Politicians not getting message

ANY post office closure is deeply disappointing, especially to the local community, but when hundreds are closing across rural Ireland something has to be radically wrong.

Politicians not getting message

Over the past four years, 400 postmasters and post mistresses up and down the country closed their doors to the public. While some retired on age grounds, in most cases they felt they could no longer make ends meet on the falling income from their waning business.

For families involved with the service for decades, the effect can be traumatic. But it is matched by the social damage inflicted on local communities by the loss of yet another essential service.

In remote parts of the country the post office is usually the last vestige of a once flourishing but fast withering social fabric.

Rural Ireland is dying from a thousand cuts as services and people vanish from the countryside.

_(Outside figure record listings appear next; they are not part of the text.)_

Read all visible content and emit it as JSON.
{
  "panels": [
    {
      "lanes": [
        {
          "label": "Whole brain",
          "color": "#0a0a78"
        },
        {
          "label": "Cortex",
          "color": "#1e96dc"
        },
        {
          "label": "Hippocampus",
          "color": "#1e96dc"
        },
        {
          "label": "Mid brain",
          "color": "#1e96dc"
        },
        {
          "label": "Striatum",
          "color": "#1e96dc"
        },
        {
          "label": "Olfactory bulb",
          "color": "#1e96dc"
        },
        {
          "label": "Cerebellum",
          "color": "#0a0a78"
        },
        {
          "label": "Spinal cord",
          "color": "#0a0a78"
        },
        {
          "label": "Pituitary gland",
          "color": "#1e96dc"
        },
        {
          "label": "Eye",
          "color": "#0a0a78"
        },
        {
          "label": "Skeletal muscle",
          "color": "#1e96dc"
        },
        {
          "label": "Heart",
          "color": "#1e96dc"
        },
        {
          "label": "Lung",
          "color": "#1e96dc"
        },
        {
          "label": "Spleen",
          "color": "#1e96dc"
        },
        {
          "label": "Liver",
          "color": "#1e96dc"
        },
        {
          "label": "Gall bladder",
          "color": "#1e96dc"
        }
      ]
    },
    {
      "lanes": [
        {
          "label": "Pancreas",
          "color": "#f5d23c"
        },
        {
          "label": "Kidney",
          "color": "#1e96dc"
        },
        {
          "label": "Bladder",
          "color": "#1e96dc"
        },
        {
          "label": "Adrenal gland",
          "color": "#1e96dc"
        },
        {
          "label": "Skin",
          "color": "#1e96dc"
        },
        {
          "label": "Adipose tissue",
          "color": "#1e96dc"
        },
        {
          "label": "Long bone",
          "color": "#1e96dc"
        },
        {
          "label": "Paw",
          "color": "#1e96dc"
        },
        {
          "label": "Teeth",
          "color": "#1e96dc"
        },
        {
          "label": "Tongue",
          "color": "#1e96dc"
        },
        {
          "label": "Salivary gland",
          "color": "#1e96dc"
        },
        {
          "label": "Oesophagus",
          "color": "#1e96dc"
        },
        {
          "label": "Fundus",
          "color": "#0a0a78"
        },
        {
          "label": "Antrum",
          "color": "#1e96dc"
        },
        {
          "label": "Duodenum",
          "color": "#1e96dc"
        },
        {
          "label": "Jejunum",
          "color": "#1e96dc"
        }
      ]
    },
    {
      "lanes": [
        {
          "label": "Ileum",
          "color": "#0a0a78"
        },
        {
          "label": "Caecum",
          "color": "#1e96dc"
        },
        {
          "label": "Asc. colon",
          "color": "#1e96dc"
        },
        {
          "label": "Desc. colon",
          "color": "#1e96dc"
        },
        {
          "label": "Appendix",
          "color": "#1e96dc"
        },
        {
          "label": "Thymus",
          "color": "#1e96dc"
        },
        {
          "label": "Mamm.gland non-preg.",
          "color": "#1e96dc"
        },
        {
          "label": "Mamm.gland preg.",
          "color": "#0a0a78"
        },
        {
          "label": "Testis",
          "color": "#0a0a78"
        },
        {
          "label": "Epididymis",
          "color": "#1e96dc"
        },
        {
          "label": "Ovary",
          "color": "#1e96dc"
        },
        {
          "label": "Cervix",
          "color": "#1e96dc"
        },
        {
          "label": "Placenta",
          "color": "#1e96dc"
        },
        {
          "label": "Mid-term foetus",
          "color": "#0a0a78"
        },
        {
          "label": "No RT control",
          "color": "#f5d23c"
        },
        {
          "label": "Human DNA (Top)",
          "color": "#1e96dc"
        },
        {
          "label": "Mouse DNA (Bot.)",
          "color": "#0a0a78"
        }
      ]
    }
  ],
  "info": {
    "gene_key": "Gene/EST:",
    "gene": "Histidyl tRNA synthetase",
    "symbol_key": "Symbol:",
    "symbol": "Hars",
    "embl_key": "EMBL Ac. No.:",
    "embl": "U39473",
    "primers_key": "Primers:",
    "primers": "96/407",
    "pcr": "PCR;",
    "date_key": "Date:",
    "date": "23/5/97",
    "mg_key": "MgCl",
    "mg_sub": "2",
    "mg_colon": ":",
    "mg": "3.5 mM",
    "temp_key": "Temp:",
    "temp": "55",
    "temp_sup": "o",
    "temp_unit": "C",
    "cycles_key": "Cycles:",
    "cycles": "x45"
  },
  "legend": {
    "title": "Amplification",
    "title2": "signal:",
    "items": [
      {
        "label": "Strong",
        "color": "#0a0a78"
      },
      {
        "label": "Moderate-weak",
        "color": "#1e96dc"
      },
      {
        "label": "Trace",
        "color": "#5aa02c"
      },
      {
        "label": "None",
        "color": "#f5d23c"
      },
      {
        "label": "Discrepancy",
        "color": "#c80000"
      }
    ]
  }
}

Farmers are leaving the land in droves. State bodies like the gardaí and An Post are becoming more centralised and withdrawing from rural areas. The perplexing thing is that this is happening at the same time as the government is fighting an uphill battle to decentralise the civil service from Dublin.

This bleak scenario explains why the Irish Postmasters’ Union (IPU) has decided, following a series of regional meetings, to field a number of candidates in the upcoming General Election.

Their political campaign will get under way later this month with a street protest in Dublin at which they plan to highlight what they see as the crisis facing the Republic’s post office network.

According to the IPU, more than 300 members left the business over the last two years and more post offices are expected to close.

Union secretary John Kane said: “The network has been seriously threatened — it has gone down from 1,750 post offices in 2001 to less than 1,300 today, and it’s still falling.”

They accuse this Government of not taking the necessary steps to ensure services like social welfare payments, TV licences, and post office savings can be retained. And they claim An Post lacks the will to tackle this problem.

Postmasters argue that no other group in the country is paid less when account is taken of their responsibilities. A reminder that staff face a security risk on a daily basis was seen yesterday when three criminals armed with hammers carried out an attempted raid on a post office in Clontarf.

Fortunately, no money was taken during the failed heist but a male employee received an injury to his hand and was taken to hospital.

Postal workers have been the target of so-called “tiger kidnapping” during which family members were held hostage while a key-holder was forced to hand over cash from a post office safe.

Postmasters have reason to be angry but it would be counter-productive to boycott passport express and money transfer services or withdraw co-operation from a new financial services package through An Post’s joint venture with Belgian bank Fortis.

While more than 1,000 of its 1,300 outlets are computerised, An Post sees no evidence that automation by itself generates enough business to keep post offices open.

There can be no denying the postal service is in crisis. As the Government whips up the election campaign, the gauntlet has been thrown down by the IPU.

If the political parties are serious about keeping the network alive, rural post offices must be kept open. Otherwise, TDs may pay a high price at the polls, particularly in constituencies where people have campaigned to keep their post office open and where every vote will count.